Field accessor returns graphql::service::Union<TypeA, TypeB> And with custom mapping trait defined the GraphQLBuilder can build desired object model

template <>
struct GraphQLUnion<graphql::service::Union<TypeA, TypeB>, graphql::GQL::object::UnionTypeAB> : std::true_type
{
  using model_map = type_map<pair<TypeA, graphql::GQL::object::TypeA>,
                             pair<TypeB, graphql::GQL::object::TypeB>>;
};

I purposely decided to use external GraphQLUnion trait class instead of creating mapping inside TypeA/TypeB classes to be able to compile all user code without including any of generated class headers. That gives me the ability to generate multiple different schemas, reuse the objects and even adjust union mappings where necessary. The only header that I use in user code is XXXSchema.h cause I need definitions of the inputs and enums. And the ugly part is that I also need the implementations of Input types in XXXSchema.cpp to link my user code. And due to XXXSchema.cpp implements also Operations it pulls in all the generated headers. If input types and enums were in separate header i could reuse the same types header for multiple different schemas as long as they all use subset of "full schema" types.

At this moment my build flow looks like this:

  1. generate schema with all features enabled
  2. use fully featured XXXSchema.h in project build without any actual graphqlservice.
  3. generate schema for every subset of features
  4. for each subset feature schema build dll with graphqlservice using object implementations of 2. Each subset can have individual union mapping defined inn their compilation unit. Type mapping is handled by graphql and concepts are verified during dll compilation.
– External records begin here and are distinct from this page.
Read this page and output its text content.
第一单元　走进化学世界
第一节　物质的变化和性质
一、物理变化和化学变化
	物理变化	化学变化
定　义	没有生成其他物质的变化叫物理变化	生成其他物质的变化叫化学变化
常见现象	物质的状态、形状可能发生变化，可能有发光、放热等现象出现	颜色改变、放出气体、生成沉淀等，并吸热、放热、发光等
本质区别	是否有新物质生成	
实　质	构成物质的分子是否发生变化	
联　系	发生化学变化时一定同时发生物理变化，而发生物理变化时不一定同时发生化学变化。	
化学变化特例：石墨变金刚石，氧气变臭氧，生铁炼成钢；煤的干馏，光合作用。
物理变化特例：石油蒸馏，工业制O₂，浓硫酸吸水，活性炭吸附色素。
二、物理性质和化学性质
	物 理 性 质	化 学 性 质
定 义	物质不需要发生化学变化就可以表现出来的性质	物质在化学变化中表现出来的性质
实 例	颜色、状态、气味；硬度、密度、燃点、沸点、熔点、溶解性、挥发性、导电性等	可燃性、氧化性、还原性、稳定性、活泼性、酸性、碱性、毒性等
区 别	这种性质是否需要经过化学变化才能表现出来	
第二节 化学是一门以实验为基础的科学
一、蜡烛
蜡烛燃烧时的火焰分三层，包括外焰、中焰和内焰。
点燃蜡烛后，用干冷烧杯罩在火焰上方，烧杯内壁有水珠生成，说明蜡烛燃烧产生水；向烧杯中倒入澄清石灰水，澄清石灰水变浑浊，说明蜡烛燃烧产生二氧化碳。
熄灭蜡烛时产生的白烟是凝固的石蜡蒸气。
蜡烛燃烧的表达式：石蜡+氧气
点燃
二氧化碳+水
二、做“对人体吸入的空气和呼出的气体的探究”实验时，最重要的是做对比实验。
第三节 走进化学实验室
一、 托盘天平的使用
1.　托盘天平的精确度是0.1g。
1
This solution would work nicely if only there we something equivalent to schemagen --shared-types and schemagen --only-types This would allow to separately develop different features in separate schema files (assuming no naming collisions). Each feature would generate its own "types.h" header and use it. Then as a final step merge all the schmea-parts that are desired and generate specialized service including desired feature-set. My dream is to be able to do it in runtime, but for now it is next best thing.

It does not fully give extensibility but it is somewhere in between.

Re: splitting the enums and input types into one or more separate headers, I figured I'd keep it simple for now and just include the ...Schema.h file. There's not that much other content in that header, and to use shared types you're almost certainly going to include it anyway.

I am including it. The problem is it pulls all other headers from cpp file.